For the next few posts, I’d like to share with you some of the information the members of LREDA heard at their Fall Conference in San Antonio last weekend. The presenters were from the Lifespan Faith Development Staff Group at the UUA, and they gave us all a pretty good rundown of what to expect from the new Tapestry of Faith curricula series that’s being rolled out. Here’s something from a presentation they did on outcomes:
Through surveys, focus groups, and other feedback, Unitarian Universalists identified four desired outcomes for children, youth, and adults in religious education programs. These outcomes are four strands woven through Tapestry of Faith. Far from mutually exclusive, these outcomes are interdependent and interactive:
- Ethical Development
- Spiritual Development
- Unitarian Universalist Identity
- Faith Development
Most of the outcomes are built around the Lifespan Faith Development Vision Statement for Tapestry of Faith, so I thought I’d repost it here, then add more content from the presentation in follow up posts.
We envision children, youth, and adults who:
- Know that they are lovable beings of infinite worth, imbued with powers of the soul, and obligated to use their gifts, talents, and potentials in the service of life;
- Affirm that they are part of a Unitarian Universalist religious heritage and community of faith that has value and provides resources for living;
- Accept that they are responsible for the stewardship and creative transformation of their religious heritage and community of faith;
- Realize that they are moral agents, capable of making a difference in the lives of other people, challenging structures of social and political oppression, promoting the health and well-being of the planet, acting in the service of diversity, justice and compassion;
- Recognize the need for community, affirming the importance of families, relationships and connections between and among the generations;
- Appreciate the value of spiritual practice as a means of deepening faith and integrating beliefs and values with everyday life;
- Experience hope, joy, mystery, healing, and personal transformation in the midst of life’s challenges.

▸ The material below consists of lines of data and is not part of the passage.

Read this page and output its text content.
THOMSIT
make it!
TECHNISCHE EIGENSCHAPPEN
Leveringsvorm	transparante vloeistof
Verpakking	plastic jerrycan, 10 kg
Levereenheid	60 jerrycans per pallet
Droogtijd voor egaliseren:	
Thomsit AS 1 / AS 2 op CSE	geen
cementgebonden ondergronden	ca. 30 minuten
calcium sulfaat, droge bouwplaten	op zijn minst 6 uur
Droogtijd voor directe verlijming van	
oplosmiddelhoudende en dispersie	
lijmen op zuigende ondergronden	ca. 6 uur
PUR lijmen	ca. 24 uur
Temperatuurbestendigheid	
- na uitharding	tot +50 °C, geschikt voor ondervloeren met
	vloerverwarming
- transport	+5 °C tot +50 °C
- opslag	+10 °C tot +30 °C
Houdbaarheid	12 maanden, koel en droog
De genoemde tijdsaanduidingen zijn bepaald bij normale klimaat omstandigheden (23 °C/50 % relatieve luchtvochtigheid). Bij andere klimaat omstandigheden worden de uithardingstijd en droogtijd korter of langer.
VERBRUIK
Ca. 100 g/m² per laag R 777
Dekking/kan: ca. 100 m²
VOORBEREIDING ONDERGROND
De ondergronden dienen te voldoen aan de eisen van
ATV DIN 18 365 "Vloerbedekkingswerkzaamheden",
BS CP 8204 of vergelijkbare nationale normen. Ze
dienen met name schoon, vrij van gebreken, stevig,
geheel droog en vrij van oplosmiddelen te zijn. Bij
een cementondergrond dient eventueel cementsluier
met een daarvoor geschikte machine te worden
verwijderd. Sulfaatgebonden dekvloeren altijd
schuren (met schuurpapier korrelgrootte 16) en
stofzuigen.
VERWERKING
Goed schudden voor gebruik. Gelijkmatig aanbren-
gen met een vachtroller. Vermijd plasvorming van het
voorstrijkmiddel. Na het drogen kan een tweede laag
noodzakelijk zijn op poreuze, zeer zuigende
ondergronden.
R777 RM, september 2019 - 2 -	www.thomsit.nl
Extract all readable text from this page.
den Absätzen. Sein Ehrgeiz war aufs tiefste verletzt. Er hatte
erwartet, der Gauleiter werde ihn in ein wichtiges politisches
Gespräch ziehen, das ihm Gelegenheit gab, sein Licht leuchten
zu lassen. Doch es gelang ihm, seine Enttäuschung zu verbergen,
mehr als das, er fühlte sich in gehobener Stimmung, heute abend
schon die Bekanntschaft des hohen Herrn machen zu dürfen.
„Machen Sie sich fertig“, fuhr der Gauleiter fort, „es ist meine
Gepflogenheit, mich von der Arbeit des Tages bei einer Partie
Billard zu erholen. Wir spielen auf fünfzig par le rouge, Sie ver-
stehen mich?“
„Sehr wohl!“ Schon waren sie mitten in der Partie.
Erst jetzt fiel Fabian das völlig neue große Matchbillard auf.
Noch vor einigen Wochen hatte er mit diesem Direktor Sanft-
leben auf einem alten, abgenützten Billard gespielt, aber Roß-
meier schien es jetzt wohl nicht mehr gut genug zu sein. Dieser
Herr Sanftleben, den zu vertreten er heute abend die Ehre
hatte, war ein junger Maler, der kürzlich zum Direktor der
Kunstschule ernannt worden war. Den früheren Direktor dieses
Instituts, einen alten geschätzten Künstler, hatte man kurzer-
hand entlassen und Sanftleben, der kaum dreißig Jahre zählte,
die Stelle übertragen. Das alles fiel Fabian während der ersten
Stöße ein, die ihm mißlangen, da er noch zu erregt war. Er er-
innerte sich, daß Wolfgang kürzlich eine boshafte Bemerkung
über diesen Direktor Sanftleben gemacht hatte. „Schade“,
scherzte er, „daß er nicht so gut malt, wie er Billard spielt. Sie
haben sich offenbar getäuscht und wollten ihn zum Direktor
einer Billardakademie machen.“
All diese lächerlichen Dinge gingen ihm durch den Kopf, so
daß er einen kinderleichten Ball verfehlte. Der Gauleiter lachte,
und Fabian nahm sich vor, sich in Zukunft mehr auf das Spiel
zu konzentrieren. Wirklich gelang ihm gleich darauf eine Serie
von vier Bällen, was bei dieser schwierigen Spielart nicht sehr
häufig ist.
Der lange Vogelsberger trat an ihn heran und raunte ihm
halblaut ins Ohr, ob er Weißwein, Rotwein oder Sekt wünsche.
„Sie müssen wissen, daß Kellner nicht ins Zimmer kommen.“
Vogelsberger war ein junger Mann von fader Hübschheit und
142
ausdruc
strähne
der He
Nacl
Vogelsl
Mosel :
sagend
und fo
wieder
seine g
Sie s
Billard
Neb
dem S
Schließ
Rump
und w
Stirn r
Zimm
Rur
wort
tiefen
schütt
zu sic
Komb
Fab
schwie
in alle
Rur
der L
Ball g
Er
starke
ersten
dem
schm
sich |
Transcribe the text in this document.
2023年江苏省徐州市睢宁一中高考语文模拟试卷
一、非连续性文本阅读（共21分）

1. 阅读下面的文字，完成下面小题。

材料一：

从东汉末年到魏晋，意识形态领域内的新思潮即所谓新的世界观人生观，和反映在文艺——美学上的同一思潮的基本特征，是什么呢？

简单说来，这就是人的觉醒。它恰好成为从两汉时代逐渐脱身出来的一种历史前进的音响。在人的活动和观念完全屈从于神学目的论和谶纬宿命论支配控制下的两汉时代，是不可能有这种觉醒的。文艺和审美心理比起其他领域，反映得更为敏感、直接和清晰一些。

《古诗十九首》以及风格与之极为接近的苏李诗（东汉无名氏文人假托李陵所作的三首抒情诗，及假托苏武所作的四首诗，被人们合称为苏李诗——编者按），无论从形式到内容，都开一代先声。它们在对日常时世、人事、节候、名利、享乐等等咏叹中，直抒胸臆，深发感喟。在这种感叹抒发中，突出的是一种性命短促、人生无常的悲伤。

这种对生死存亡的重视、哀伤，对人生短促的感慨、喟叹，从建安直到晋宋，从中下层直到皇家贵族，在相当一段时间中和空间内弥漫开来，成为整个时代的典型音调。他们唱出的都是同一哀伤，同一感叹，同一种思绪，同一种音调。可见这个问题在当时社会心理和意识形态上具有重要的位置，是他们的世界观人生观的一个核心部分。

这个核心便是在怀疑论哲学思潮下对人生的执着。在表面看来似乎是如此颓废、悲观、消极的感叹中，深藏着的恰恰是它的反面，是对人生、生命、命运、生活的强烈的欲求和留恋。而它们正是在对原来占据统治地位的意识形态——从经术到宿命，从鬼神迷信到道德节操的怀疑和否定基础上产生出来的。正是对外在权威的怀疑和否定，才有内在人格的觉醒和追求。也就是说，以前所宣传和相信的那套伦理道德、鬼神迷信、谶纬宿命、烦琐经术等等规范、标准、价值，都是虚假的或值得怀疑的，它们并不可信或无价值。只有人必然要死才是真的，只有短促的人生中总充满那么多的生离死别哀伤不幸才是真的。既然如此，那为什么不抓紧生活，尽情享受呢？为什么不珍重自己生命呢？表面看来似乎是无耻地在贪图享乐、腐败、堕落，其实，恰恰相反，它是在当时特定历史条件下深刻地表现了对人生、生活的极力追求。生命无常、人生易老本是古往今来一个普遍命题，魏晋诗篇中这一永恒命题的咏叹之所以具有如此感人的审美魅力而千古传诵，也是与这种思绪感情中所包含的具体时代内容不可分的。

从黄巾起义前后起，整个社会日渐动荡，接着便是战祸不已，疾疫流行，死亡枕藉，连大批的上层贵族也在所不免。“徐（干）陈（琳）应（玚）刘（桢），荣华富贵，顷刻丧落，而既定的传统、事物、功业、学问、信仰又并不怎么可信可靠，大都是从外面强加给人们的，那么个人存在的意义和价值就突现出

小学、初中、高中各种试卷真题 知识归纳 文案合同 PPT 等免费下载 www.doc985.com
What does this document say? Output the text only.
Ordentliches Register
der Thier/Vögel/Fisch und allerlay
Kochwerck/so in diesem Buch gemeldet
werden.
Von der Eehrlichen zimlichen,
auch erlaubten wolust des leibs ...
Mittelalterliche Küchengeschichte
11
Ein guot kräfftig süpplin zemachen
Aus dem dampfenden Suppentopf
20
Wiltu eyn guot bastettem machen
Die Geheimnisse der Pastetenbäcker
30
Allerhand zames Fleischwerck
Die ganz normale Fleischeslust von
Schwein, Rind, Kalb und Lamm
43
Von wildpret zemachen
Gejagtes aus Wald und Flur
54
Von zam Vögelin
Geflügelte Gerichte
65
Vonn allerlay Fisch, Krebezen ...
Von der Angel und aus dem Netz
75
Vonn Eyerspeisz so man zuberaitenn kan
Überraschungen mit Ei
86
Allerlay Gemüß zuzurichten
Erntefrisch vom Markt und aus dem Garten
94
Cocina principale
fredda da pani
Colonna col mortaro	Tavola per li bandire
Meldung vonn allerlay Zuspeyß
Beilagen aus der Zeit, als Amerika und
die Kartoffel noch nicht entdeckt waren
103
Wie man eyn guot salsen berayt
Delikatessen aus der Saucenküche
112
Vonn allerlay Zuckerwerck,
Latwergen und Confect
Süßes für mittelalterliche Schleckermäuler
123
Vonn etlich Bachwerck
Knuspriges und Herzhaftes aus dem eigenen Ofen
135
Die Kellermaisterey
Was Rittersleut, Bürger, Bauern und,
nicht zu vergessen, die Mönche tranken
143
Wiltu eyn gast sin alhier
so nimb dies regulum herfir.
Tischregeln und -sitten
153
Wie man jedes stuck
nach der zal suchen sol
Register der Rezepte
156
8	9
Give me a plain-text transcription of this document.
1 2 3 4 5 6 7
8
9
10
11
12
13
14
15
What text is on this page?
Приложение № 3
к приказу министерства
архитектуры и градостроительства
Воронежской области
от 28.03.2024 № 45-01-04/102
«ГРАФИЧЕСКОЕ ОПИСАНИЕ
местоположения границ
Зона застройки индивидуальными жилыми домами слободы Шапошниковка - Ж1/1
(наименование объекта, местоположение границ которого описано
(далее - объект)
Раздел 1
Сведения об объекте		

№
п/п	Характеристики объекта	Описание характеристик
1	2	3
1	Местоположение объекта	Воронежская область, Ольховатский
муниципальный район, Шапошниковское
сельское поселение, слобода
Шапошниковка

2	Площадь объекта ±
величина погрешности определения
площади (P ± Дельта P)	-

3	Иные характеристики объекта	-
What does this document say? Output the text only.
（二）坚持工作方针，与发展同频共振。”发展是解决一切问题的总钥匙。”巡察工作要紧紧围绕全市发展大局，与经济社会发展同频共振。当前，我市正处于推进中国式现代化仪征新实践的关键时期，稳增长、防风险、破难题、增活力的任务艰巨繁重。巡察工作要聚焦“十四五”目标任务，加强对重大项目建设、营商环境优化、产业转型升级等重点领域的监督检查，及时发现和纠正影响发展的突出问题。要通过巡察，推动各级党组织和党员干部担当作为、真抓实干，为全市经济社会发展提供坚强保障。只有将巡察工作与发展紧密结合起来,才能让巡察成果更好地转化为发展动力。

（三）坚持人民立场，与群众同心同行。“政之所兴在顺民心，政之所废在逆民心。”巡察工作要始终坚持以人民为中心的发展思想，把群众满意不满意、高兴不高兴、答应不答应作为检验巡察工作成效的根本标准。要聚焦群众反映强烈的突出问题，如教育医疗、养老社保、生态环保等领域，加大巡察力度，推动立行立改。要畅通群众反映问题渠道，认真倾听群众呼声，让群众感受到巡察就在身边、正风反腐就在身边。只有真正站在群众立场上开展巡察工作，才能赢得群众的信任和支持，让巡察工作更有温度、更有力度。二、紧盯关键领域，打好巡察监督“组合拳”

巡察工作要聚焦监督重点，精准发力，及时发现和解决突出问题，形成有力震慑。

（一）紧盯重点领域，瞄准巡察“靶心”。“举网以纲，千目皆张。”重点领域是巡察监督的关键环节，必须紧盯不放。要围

I’m skipping out of the LREDA Fall Conference a day early, but I’m bringing back lots of good information about the UUA’s new Tapestry of Faith curriculum series. I’m really excited about how adaptable this series is going to be. First off, most the the components will be free and available online (some components, like the new Coming of Age resource, will be published in book form only). You’ll be able to download individual sessions or entire curricula in RTF format, which means you’ll be able to open them and a Microsoft Word doc and make as many tweeks as you’d like. And I’m all in favor of congregations being able to tweek curricula to fit their individual needs. Adaptability is the second great thing about this series. You can use them in a Rotation Sunday School model, a graded classroom model, a Small Group Ministry model, or whatever other model that might work best for your congregation. The very best news, as far as I’m concerned, is that some of the curricula is designed to be used with multiple ages, opening the door for some genuine multigenerational faith development experiences. I’ll post much more on this once I get back home and catch my breath!